Ao longo do século XX, de acordo com os estudos semiológicos do texto literário, mais precisamente, de acordo com a Semiologia de Segunda Geração (a semiologia de Umberto Eco, Barthes e outros), os escritores atuaram segundo as exigências do momento histórico, mesmo os escritores das grandes obras literárias. Aquele momento de Lygia a impedia de externar livremente sua opinião sobre a realidade sócio-existencial que a circundava, ou seja, o momento histórico ainda estava acontecendo. Explicando melhor: a ditadura não estava definitivamente encerrada no país e, por isto, o ato de narrar ainda se encontrava em processo de realização. Se me predisponho a avaliar uma narrativa tradicional (da Idade Antiga ao Realismo do século XIX), observo que o ato de narrar exigia do narrador a experiência adquirida no passado. A essência das narrativas experientes – épicas ou ficcionais – como apresentação grandiloquente de um passado memorável, segundo os conceitos de Staiger, mas, esta apresentação se estruturava a partir do já conceituado presente histórico. Ao contrário, as meninas do texto de Lygia representavam/representam os diversos questionamentos da própria escritora naquele momento de interrogação sobre o que estava acontecendo, assim, representavam/representam também seu próprio desconcerto existencial provocado pelo desequilíbrio socio-político de sua realidade imediata. Aparentemente, suas meninas ficcionais eram/são apenas inofensivas personagens do cotidiano, mas observa-se hoje que o enredo narrativo de As Meninas é complexo, porque se faz presente ao leitor com a intenção de camuflar e, ao mesmo tempo, revelar verdades que não podiam ser questionadas diretamente. O que estava em questão, no momento de concepção da obra e ao longo da narrativa, não era exatamente a existência ficcional das meninas do Pensionato Nossa Senhora de Fátima (de estratos sociais diferentes), mas, as inúmeras vidas femininas que se prostituíam e se drogavam e se refugiavam em suas causas sociais ou se fechavam em seus casulos, vivendo em um mundo de fantasias (não importando o grau social das mesmas).
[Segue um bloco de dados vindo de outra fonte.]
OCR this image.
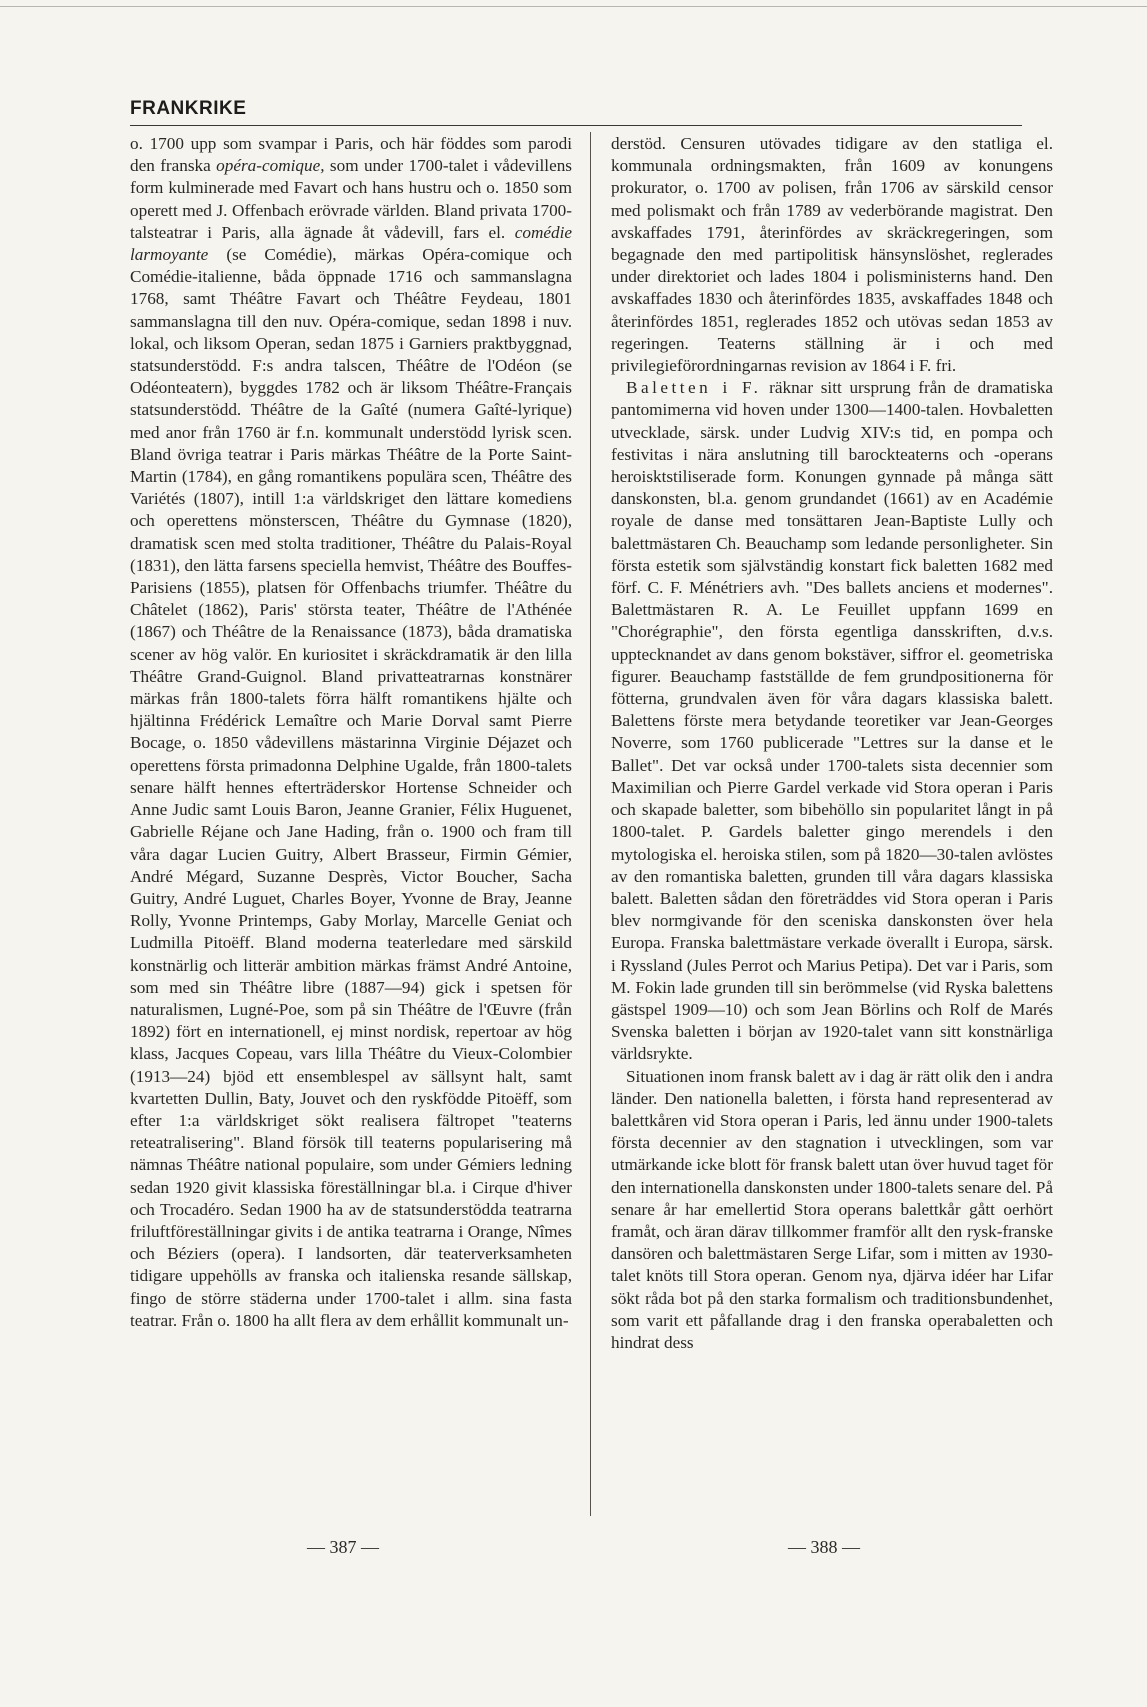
FRANKRIKE

o. 1700 upp som svampar i Paris, och här föddes som parodi den franska opéra-comique, som under 1700-talet i vådevillens form kulminerade med Favart och hans hustru och o. 1850 som operett med J. Offenbach erövrade världen. Bland privata 1700-talsteatrar i Paris, alla ägnade åt vådevill, fars el. comédie larmoyante (se Comédie), märkas Opéra-comique och Comédie-italienne, båda öppnade 1716 och sammanslagna 1768, samt Théâtre Favart och Théâtre Feydeau, 1801 sammanslagna till den nuv. Opéra-comique, sedan 1898 i nuv. lokal, och liksom Operan, sedan 1875 i Garniers praktbyggnad, statsunderstödd. F:s andra talscen, Théâtre de l'Odéon (se Odéonteatern), byggdes 1782 och är liksom Théâtre-Français statsunderstödd. Théâtre de la Gaîté (numera Gaîté-lyrique) med anor från 1760 är f.n. kommunalt understödd lyrisk scen. Bland övriga teatrar i Paris märkas Théâtre de la Porte Saint-Martin (1784), en gång romantikens populära scen, Théâtre des Variétés (1807), intill 1:a världskriget den lättare komediens och operettens mönsterscen, Théâtre du Gymnase (1820), dramatisk scen med stolta traditioner, Théâtre du Palais-Royal (1831), den lätta farsens speciella hemvist, Théâtre des Bouffes-Parisiens (1855), platsen för Offenbachs triumfer. Théâtre du Châtelet (1862), Paris' största teater, Théâtre de l'Athénée (1867) och Théâtre de la Renaissance (1873), båda dramatiska scener av hög valör. En kuriositet i skräckdramatik är den lilla Théâtre Grand-Guignol. Bland privatteatrarnas konstnärer märkas från 1800-talets förra hälft romantikens hjälte och hjältinna Frédérick Lemaître och Marie Dorval samt Pierre Bocage, o. 1850 vådevillens mästarinna Virginie Déjazet och operettens första primadonna Delphine Ugalde, från 1800-talets senare hälft hennes efterträderskor Hortense Schneider och Anne Judic samt Louis Baron, Jeanne Granier, Félix Huguenet, Gabrielle Réjane och Jane Hading, från o. 1900 och fram till våra dagar Lucien Guitry, Albert Brasseur, Firmin Gémier, André Mégard, Suzanne Desprès, Victor Boucher, Sacha Guitry, André Luguet, Charles Boyer, Yvonne de Bray, Jeanne Rolly, Yvonne Printemps, Gaby Morlay, Marcelle Geniat och Ludmilla Pitoëff. Bland moderna teaterledare med särskild konstnärlig och litterär ambition märkas främst André Antoine, som med sin Théâtre libre (1887—94) gick i spetsen för naturalismen, Lugné-Poe, som på sin Théâtre de l'Œuvre (från 1892) fört en internationell, ej minst nordisk, repertoar av hög klass, Jacques Copeau, vars lilla Théâtre du Vieux-Colombier (1913—24) bjöd ett ensemblespel av sällsynt halt, samt kvartetten Dullin, Baty, Jouvet och den ryskfödde Pitoëff, som efter 1:a världskriget sökt realisera fältropet "teaterns reteatralisering". Bland försök till teaterns popularisering må nämnas Théâtre national populaire, som under Gémiers ledning sedan 1920 givit klassiska föreställningar bl.a. i Cirque d'hiver och Trocadéro. Sedan 1900 ha av de statsunderstödda teatrarna friluftföreställningar givits i de antika teatrarna i Orange, Nîmes och Béziers (opera). I landsorten, där teaterverksamheten tidigare uppehölls av franska och italienska resande sällskap, fingo de större städerna under 1700-talet i allm. sina fasta teatrar. Från o. 1800 ha allt flera av dem erhållit kommunalt un-

derstöd. Censuren utövades tidigare av den statliga el. kommunala ordningsmakten, från 1609 av konungens prokurator, o. 1700 av polisen, från 1706 av särskild censor med polismakt och från 1789 av vederbörande magistrat. Den avskaffades 1791, återinfördes av skräckregeringen, som begagnade den med partipolitisk hänsynslöshet, reglerades under direktoriet och lades 1804 i polisministerns hand. Den avskaffades 1830 och återinfördes 1835, avskaffades 1848 och återinfördes 1851, reglerades 1852 och utövas sedan 1853 av regeringen. Teaterns ställning är i och med privilegieförordningarnas revision av 1864 i F. fri.

Baletten i F. räknar sitt ursprung från de dramatiska pantomimerna vid hoven under 1300—1400-talen. Hovbaletten utvecklade, särsk. under Ludvig XIV:s tid, en pompa och festivitas i nära anslutning till barockteaterns och -operans heroisktstiliserade form. Konungen gynnade på många sätt danskonsten, bl.a. genom grundandet (1661) av en Académie royale de danse med tonsättaren Jean-Baptiste Lully och balettmästaren Ch. Beauchamp som ledande personligheter. Sin första estetik som självständig konstart fick baletten 1682 med förf. C. F. Ménétriers avh. "Des ballets anciens et modernes". Balettmästaren R. A. Le Feuillet uppfann 1699 en "Chorégraphie", den första egentliga dansskriften, d.v.s. upptecknandet av dans genom bokstäver, siffror el. geometriska figurer. Beauchamp fastställde de fem grundpositionerna för fötterna, grundvalen även för våra dagars klassiska balett. Balettens förste mera betydande teoretiker var Jean-Georges Noverre, som 1760 publicerade "Lettres sur la danse et le Ballet". Det var också under 1700-talets sista decennier som Maximilian och Pierre Gardel verkade vid Stora operan i Paris och skapade baletter, som bibehöllo sin popularitet långt in på 1800-talet. P. Gardels baletter gingo merendels i den mytologiska el. heroiska stilen, som på 1820—30-talen avlöstes av den romantiska baletten, grunden till våra dagars klassiska balett. Baletten sådan den företräddes vid Stora operan i Paris blev normgivande för den sceniska danskonsten över hela Europa. Franska balettmästare verkade överallt i Europa, särsk. i Ryssland (Jules Perrot och Marius Petipa). Det var i Paris, som M. Fokin lade grunden till sin berömmelse (vid Ryska balettens gästspel 1909—10) och som Jean Börlins och Rolf de Marés Svenska baletten i början av 1920-talet vann sitt konstnärliga världsrykte.

Situationen inom fransk balett av i dag är rätt olik den i andra länder. Den nationella baletten, i första hand representerad av balettkåren vid Stora operan i Paris, led ännu under 1900-talets första decennier av den stagnation i utvecklingen, som var utmärkande icke blott för fransk balett utan över huvud taget för den internationella danskonsten under 1800-talets senare del. På senare år har emellertid Stora operans balettkår gått oerhört framåt, och äran därav tillkommer framför allt den rysk-franske dansören och balettmästaren Serge Lifar, som i mitten av 1930-talet knöts till Stora operan. Genom nya, djärva idéer har Lifar sökt råda bot på den starka formalism och traditionsbundenhet, som varit ett påfallande drag i den franska operabaletten och hindrat dess

— 387 —	— 388 —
As diferentes meninas de Lygia se revelaram e se revelam aos leitores argutos como as várias versões de uma só verdade. A Verdade de um belicoso e triste momento do passado que não deve ser esquecido pelos brasileiros. Por este prisma, as meninas de Lygia hoje representam o conflito existencial da mulher brasileira dos anos 1960/70, aquela que fez parte de uma sociedade mal elaborada desde os seus primórdios, mas que, naquele momento, vivia sob o regime do medo.